You may also replace the battery with a new one if you think it is to blame. However, if that battery also dies, your alternator should be replaced. 

How does a car act when the alternator is going out?

The battery warning light often comes on and the headlights or accessories may start to act strange. You may have trouble starting the car or it could begin stalling. Additionally, there could be some odd noises and flickering lights as the alternator begins to die. 

Can a car run with a bad alternator?

If the battery is fully charged, the car will continue running until there is no more juice left in it. Once the battery drains, you won’t be able to start the car again without jumper cables or a jumper box. For this reason, it’s best to replace the bad alternator at the first sign of trouble. 

Do alternators go out suddenly?

The alternator can give you many warning signs before it fails completely.
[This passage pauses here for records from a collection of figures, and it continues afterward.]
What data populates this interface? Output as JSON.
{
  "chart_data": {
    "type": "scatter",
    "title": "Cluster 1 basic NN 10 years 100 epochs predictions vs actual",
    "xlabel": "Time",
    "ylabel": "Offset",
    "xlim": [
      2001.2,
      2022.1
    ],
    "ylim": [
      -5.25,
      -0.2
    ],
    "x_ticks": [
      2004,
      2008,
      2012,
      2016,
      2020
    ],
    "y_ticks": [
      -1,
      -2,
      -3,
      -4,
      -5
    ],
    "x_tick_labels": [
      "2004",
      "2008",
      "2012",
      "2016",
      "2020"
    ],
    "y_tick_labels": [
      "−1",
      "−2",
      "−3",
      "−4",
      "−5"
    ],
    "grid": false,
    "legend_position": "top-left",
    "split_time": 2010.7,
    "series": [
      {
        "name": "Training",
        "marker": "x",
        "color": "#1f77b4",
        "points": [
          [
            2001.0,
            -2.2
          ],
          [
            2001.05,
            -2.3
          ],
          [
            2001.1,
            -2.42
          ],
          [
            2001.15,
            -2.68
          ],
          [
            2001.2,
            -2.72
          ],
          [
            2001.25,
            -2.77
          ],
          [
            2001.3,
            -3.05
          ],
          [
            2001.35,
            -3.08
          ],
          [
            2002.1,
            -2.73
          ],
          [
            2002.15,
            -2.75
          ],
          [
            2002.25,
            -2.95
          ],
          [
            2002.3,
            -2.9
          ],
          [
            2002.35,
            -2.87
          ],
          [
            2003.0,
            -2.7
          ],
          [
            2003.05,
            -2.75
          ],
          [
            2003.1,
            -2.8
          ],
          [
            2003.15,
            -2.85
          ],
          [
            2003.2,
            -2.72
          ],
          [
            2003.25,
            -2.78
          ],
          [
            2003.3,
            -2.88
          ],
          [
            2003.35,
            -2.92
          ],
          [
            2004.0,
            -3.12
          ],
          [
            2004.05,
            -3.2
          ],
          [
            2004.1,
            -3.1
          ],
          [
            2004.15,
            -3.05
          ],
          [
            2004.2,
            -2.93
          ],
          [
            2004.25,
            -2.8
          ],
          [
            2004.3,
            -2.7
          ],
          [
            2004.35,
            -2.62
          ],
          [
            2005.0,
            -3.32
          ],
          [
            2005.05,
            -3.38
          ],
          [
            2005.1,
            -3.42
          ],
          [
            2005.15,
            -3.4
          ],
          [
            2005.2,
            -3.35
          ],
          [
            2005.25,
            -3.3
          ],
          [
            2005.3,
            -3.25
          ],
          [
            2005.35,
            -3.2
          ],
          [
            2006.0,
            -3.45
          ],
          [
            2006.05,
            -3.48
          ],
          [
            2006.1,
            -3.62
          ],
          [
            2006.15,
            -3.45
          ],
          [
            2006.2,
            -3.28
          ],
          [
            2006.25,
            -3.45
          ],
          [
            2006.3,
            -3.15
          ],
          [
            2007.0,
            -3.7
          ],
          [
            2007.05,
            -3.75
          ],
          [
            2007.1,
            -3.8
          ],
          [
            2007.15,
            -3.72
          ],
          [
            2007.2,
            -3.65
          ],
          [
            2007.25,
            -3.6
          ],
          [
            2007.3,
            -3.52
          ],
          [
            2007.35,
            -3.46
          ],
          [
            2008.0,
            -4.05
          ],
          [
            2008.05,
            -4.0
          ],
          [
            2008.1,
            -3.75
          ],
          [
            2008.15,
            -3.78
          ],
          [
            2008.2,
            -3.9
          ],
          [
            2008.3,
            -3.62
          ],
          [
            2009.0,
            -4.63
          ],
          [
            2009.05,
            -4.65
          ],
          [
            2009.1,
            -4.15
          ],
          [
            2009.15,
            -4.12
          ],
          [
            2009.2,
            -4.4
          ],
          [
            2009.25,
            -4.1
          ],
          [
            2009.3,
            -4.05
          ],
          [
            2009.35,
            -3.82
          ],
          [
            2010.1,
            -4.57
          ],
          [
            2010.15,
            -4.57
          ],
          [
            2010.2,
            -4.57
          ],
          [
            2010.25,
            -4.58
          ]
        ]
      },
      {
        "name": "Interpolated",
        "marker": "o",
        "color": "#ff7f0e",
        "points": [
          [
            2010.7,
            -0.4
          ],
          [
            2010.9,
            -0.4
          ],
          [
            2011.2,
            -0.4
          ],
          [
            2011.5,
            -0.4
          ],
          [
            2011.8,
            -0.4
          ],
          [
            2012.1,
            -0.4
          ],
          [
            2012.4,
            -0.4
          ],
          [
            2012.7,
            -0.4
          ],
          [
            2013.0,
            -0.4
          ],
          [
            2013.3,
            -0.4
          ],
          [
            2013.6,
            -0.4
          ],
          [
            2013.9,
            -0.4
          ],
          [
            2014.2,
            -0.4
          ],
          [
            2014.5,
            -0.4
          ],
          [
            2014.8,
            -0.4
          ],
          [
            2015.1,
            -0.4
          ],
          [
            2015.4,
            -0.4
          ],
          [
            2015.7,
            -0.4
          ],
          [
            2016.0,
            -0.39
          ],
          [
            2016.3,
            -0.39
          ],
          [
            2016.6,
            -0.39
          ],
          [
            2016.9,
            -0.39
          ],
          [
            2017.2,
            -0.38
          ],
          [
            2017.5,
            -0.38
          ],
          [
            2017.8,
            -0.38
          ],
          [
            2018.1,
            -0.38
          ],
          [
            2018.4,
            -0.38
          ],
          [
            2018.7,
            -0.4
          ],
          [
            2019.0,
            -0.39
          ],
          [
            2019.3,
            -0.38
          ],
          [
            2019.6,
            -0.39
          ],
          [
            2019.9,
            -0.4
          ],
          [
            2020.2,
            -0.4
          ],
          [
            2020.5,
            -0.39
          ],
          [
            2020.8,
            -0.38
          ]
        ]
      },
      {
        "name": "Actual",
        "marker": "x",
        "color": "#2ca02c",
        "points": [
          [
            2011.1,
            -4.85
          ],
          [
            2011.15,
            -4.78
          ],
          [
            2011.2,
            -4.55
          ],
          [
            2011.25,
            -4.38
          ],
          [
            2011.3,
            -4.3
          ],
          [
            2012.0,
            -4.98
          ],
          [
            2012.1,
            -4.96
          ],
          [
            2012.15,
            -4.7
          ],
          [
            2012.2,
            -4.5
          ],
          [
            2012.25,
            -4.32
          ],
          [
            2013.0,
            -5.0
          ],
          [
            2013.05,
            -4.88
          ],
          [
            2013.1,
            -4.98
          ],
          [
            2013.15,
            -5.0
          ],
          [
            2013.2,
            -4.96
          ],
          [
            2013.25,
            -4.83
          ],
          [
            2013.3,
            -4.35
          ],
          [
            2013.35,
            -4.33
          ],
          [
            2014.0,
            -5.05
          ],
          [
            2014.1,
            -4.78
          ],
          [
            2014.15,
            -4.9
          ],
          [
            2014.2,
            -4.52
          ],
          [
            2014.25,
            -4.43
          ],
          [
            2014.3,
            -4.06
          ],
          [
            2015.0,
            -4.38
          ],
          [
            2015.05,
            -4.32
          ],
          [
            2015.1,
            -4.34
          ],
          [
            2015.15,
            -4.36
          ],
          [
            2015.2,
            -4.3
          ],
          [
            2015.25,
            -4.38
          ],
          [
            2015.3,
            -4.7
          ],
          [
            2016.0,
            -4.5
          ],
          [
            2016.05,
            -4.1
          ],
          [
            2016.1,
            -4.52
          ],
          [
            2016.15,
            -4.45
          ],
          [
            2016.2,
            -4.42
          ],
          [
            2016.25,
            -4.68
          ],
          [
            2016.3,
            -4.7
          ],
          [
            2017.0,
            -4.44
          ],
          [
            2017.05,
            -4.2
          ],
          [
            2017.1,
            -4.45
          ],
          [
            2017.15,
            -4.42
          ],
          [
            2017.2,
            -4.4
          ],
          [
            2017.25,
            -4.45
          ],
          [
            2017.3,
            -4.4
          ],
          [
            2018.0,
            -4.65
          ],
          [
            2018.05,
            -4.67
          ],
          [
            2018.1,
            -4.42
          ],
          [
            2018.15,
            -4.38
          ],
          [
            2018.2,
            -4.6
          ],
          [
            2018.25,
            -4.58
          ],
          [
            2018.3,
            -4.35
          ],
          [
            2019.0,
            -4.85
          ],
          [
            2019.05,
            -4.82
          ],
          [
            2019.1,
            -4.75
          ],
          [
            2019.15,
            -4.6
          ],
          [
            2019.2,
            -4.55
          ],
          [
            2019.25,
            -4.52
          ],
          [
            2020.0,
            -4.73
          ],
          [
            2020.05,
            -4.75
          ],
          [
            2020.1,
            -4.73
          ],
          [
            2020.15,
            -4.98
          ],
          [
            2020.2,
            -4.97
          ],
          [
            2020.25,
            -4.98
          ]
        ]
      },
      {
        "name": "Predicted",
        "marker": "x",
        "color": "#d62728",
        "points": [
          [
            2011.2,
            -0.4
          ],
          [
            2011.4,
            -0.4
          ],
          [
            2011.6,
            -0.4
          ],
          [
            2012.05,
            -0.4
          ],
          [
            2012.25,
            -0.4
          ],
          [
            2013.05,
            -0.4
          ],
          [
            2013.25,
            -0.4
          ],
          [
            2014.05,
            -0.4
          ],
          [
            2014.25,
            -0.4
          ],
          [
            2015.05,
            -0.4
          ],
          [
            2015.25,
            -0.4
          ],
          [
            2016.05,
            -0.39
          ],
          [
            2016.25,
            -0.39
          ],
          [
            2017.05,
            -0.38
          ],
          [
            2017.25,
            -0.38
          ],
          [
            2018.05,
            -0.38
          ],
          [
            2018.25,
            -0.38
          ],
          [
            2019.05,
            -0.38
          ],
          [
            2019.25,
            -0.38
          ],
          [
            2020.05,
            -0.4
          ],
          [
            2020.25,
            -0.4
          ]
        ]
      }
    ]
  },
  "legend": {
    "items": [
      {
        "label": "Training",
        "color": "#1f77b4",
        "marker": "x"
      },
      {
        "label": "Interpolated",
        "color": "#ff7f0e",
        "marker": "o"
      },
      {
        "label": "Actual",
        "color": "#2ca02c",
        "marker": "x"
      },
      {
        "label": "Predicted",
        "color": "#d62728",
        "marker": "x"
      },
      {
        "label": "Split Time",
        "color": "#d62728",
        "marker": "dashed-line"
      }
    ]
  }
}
We’ve listed some of those warning signs above. However, the alternator can also fail without any warning, so you need to be prepared to replace it at any time. 

How many miles until the alternator fails?

The alternator isn’t a part that should be replaced with regular maintenance. Yet, it’s also not going to last the lifetime of the vehicle, in most cases. On average, an alternator will last between 80,000 to 150,000 miles, which is far longer than your typical car battery. 

What does a bad alternator sound like?

The bad alternator can make a variety of noises, depending on what’s going on. If the belt is just slipping, you may hear a whining noise. However, internal failure of the alternator will often lead to a growling or groaning as the bearings or rotor shaft fail. 

It’s not uncommon for alternators to fail, which is why this repair is one that most of us professional mechanics are used to. Even if you’ve never replaced an alternator before, it isn’t too difficult in most cars, especially if you have some mechanical experience. You won’t save a lot of money by replacing the alternator yourself, but you will end up with a sense of accomplishment. 

Test the battery and alternator when charging problems occur to determine which one is to blame. If you figure out the alternator is a problem, it’s best to replace it before it dies completely. Otherwise, you could become stranded in a parking lot somewhere, waiting for a tow truck.